2010 book by Elizabeth S. Anderson

The Imperative of Integration is a 2010 book by American philosopher Elizabeth Anderson, published by Princeton University Press. Blending empirical social science with political philosophy, the book argues for racial integration as a moral and democratic necessity to address systemic racial inequality in the United States. Anderson critiques segregation as a root cause of racial disparities in economic opportunity, social capital, and civic equality, proposing integration as a transformative ideal that promotes justice and enriches democracy. The book engages with debates on affirmative action, multiculturalism, and the limitations of colorblind ideologies.

==Summary==
The book studies the role of racial integration in addressing systemic racial inequalities in the United States. The author begins with an empirical analysis of segregation, which she identifies as the central cause of racial inequality. Drawing from social science literature, she demonstrates how segregation impacts access to resources, perpetuates stereotypes, and undermines democracy by fostering social hierarchies and unequal intergroup relations.

In subsequent chapters, Anderson critiques conservative views that attribute inequality to cultural pathology within marginalized groups and challenges the left's multiculturalist emphasis on racial identity over integration. She argues that neither colorblind policies nor multiculturalism sufficiently address the persistent effects of segregation. Instead, she advocates for an integrationist approach that combines democratic ideals with empirical evidence, promoting policies such as housing integration, (Note: Housing integration is a policy aimed at promoting diverse, inclusive communities by ensuring equitable access to housing opportunities regardless of race, ethnicity, or socioeconomic status.) affirmative action, and institutional reforms to dismantle systemic segregation.

The final chapters investigates theoretical and practical considerations, including the psychological and social challenges of integration and the potential benefits for encouraging equality, mutual respect, and robust democratic participation.

== Reception ==
In her review, Magali Bessone, (Note: Of the University of Rennes I) emphasized Anderson's application of her "relational theory of equality" to racial segregation in the United States and praised the book for its pragmatic use of social science. However, she noted that Anderson's method faced challenges when addressing the skepticism of some Black commentators, who saw integration as potentially assimilationist and dismissive of cultural self-determination.

Justo Serrano-Zamora commended the work for its rigorous combination of empirical analysis and normative reflection. He noted Anderson’s use of Charles Tilly’s concept of "durable inequality" and Iris Marion Young’s framework on intergroup oppression.

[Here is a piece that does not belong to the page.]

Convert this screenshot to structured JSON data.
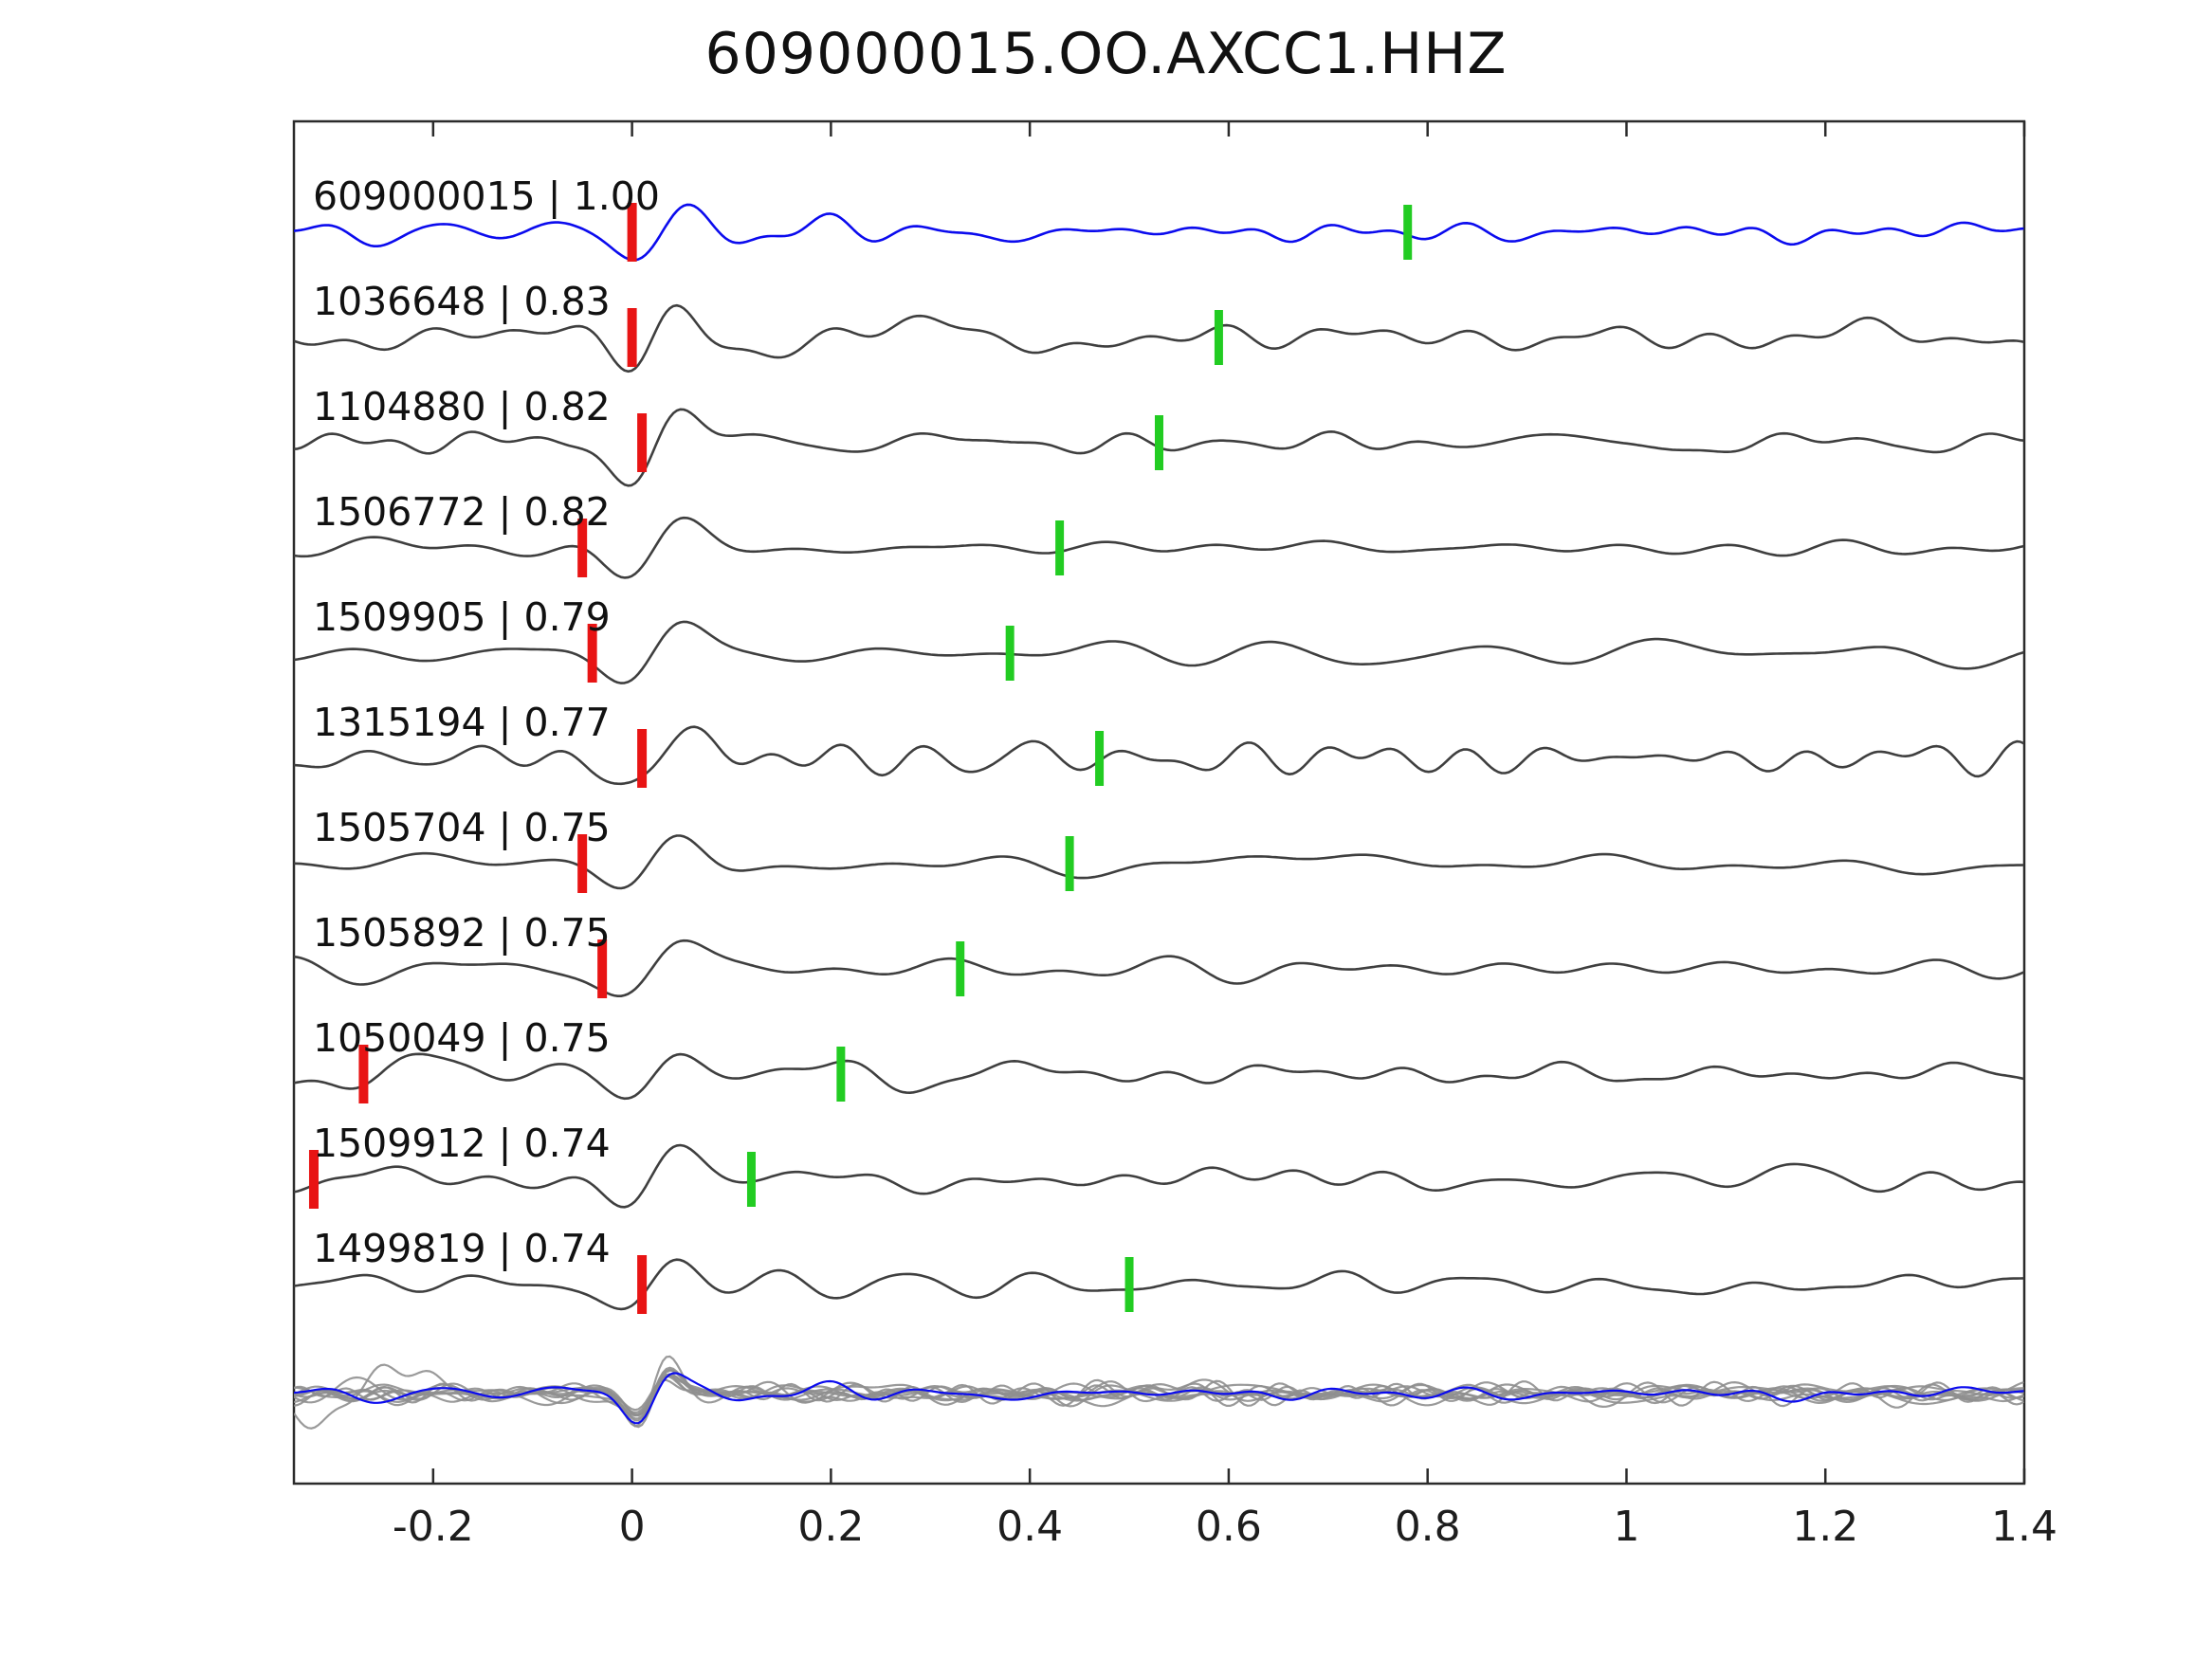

Danielle Allen said that Anderson convincingly demonstrated segregation as a fundamental cause of inequality, offering integration as a means to restore equality and democracy. .

Michael O. Emerson, of Rice University, described Anderson's work as a synthesis of political philosophy and empirical social science and praised its depth but noted some weaknesses, including what he thought as Anderson’s failure to clearly define key concepts such as "segregation" and "integration."

Benjamin R. Hertzberg said that Anderson persuasively argued for racial integration as a moral and democratic necessity, grounding her claims in extensive evidence. However, Hertzberg critiqued Anderson’s methodological reliance on non-ideal theory, suggesting it underappreciated the role of political ideals in defining social problems.

In her review, Sharon Stanley highlighted Anderson’s revival of racial integration as a central goal for achieving justice and democracy. She praised the author's combination of empirical analysis and theoretical argument.